The European stock markets plunged into the red on Monday, triggered by concerns about the spread of the corona virus and its economic impact. The comparison with 2003, when the SARS virus spread, was quickly made.
"SARS did have an impact in the short term," says Marijke Zewuster, head of emerging markets at ABN AMRO's economic office. "You saw that a bit in the economic growth figures for the quarter in which it played. But on the total you hardly saw that."
Economic growth in China in 2003, the year in which SARS seized itself in Asia, amounted to 3.1 percent compared to 1.7 percent a year earlier. Zewuster: "China and the region just broke away from the Asian crisis at the time. SARS had a small dip, but then the growth spurt came."

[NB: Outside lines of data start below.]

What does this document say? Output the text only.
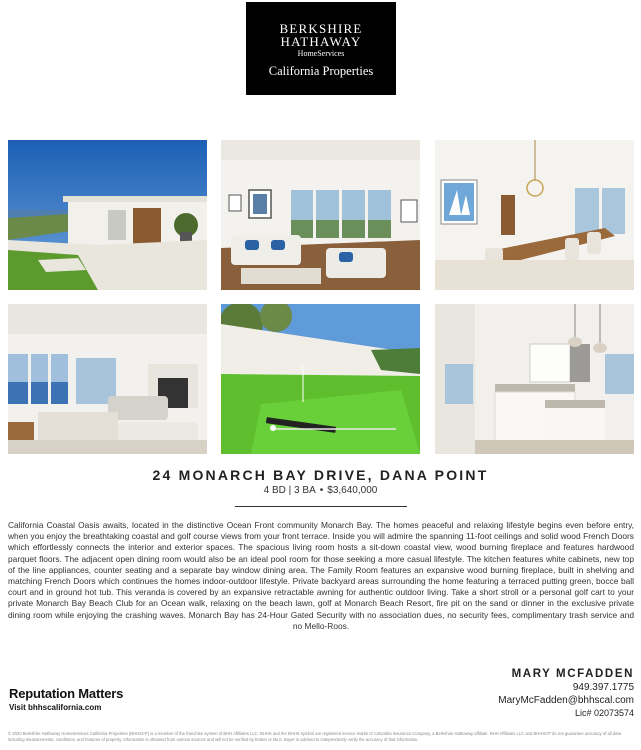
BERKSHIRE
HATHAWAY
HomeServices
California Properties
24 MONARCH BAY DRIVE, DANA POINT
4 BD | 3 BA • $3,640,000

California Coastal Oasis awaits, located in the distinctive Ocean Front community Monarch Bay. The homes peaceful and relaxing lifestyle begins even before entry, when you enjoy the breathtaking coastal and golf course views from your front terrace. Inside you will admire the spanning 11-foot ceilings and solid wood French Doors which effortlessly connects the interior and exterior spaces. The spacious living room hosts a sit-down coastal view, wood burning fireplace and features hardwood parquet floors. The adjacent open dining room would also be an ideal pool room for those seeking a more casual lifestyle. The kitchen features white cabinets, new top of the line appliances, counter seating and a separate bay window dining area. The Family Room features an expansive wood burning fireplace, built in shelving and matching French Doors which continues the homes indoor-outdoor lifestyle. Private backyard areas surrounding the home featuring a terraced putting green, bocce ball court and in ground hot tub. This veranda is covered by an expansive retractable awning for authentic outdoor living. Take a short stroll or a personal golf cart to your private Monarch Bay Beach Club for an Ocean walk, relaxing on the beach lawn, golf at Monarch Beach Resort, fire pit on the sand or dinner in the exclusive private dining room while enjoying the crashing waves. Monarch Bay has 24-Hour Gated Security with no association dues, no security fees, complimentary trash service and no Mello-Roos.

Reputation Matters
Visit bhhscalifornia.com
MARY MCFADDEN
949.397.1775
MaryMcFadden@bhhscal.com
Lic# 02073574
© 2020 Berkshire Hathaway HomeServices California Properties (BHHSCP) is a member of the franchise system of BHH Affiliates LLC. BHHS and the BHHS symbol are registered service marks of Columbia Insurance Company, a Berkshire Hathaway affiliate. BHH Affiliates LLC and BHHSCP do not guarantee accuracy of all data including measurements, conditions, and features of property. Information is obtained from various sources and will not be verified by broker or MLS. Buyer is advised to independently verify the accuracy of that information.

According to the economist, the tricky part of these types of effects is that you never know what would have happened if there had been no SARS. The same applies to the corona virus. "You cannot experiment in economics."
A crisis often produces activity
Moreover, a crisis often produces economic activity. "After an earthquake, houses are built or repaired. Even now with this virus, it does work because hospitals are being built."

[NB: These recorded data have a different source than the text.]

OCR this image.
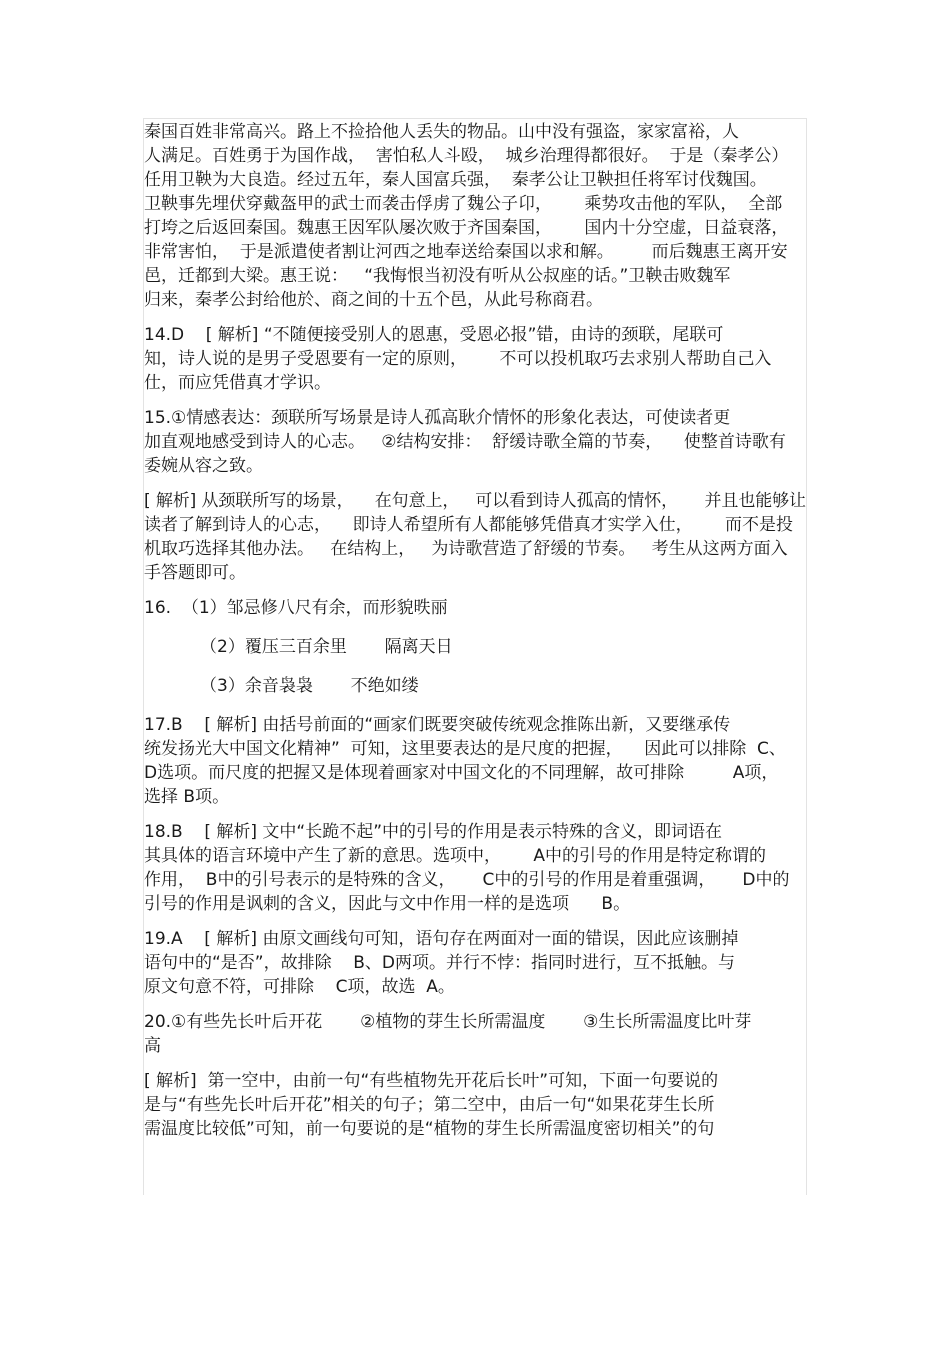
秦国百姓非常高兴。路上不捡拾他人丢失的物品。山中没有强盗，家家富裕，人
人满足。百姓勇于为国作战，  害怕私人斗殴，  城乡治理得都很好。  于是（秦孝公）
任用卫鞅为大良造。经过五年，秦人国富兵强，  秦孝公让卫鞅担任将军讨伐魏国。
卫鞅事先埋伏穿戴盔甲的武士而袭击俘虏了魏公子卬，      乘势攻击他的军队，  全部
打垮之后返回秦国。魏惠王因军队屡次败于齐国秦国，      国内十分空虚，日益衰落，
非常害怕，  于是派遣使者割让河西之地奉送给秦国以求和解。       而后魏惠王离开安
邑，迁都到大梁。惠王说：   “我悔恨当初没有听从公叔座的话。”卫鞅击败魏军
归来，秦孝公封给他於、商之间的十五个邑，从此号称商君。
14.D    [ 解析] “不随便接受别人的恩惠，受恩必报”错，由诗的颈联，尾联可
知，诗人说的是男子受恩要有一定的原则，      不可以投机取巧去求别人帮助自己入
仕，而应凭借真才学识。
15.①情感表达：颈联所写场景是诗人孤高耿介情怀的形象化表达，可使读者更
加直观地感受到诗人的心志。   ②结构安排：  舒缓诗歌全篇的节奏，    使整首诗歌有
委婉从容之致。
[ 解析] 从颈联所写的场景，    在句意上，   可以看到诗人孤高的情怀，     并且也能够让
读者了解到诗人的心志，    即诗人希望所有人都能够凭借真才实学入仕，      而不是投
机取巧选择其他办法。   在结构上，   为诗歌营造了舒缓的节奏。   考生从这两方面入
手答题即可。
16.  （1）邹忌修八尺有余，而形貌昳丽
（2）覆压三百余里       隔离天日
（3）余音袅袅       不绝如缕
17.B    [ 解析] 由括号前面的“画家们既要突破传统观念推陈出新，又要继承传
统发扬光大中国文化精神”  可知，这里要表达的是尺度的把握，    因此可以排除  C、
D选项。而尺度的把握又是体现着画家对中国文化的不同理解，故可排除         A项，
选择 B项。
18.B    [ 解析] 文中“长跪不起”中的引号的作用是表示特殊的含义，即词语在
其具体的语言环境中产生了新的意思。选项中，      A中的引号的作用是特定称谓的
作用，  B中的引号表示的是特殊的含义，     C中的引号的作用是着重强调，     D中的
引号的作用是讽刺的含义，因此与文中作用一样的是选项      B。
19.A    [ 解析] 由原文画线句可知，语句存在两面对一面的错误，因此应该删掉
语句中的“是否”，故排除    B、D两项。并行不悖：指同时进行，互不抵触。与
原文句意不符，可排除    C项，故选  A。
20.①有些先长叶后开花       ②植物的芽生长所需温度       ③生长所需温度比叶芽
高
[ 解析]  第一空中，由前一句“有些植物先开花后长叶”可知，下面一句要说的
是与“有些先长叶后开花”相关的句子；第二空中，由后一句“如果花芽生长所
需温度比较低”可知，前一句要说的是“植物的芽生长所需温度密切相关”的句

But the consumption of the people in the affected region is naturally decreasing and they are not traveling either. "The Chinese economy has become much bigger than at the time of SARS," says Zewuster. "They have become more important as an economic factor on the world stage. As a result, any slowdown in growth there will also have a greater impact on the world."
In any case, people - and in particular investors - do not like uncertainty. "Just as the trade war between China and the US seems to be slowing down, this virus is breaking out. The investor immediately thinks: what's next ? So it contributes to uncertainty and uncertainty is never right."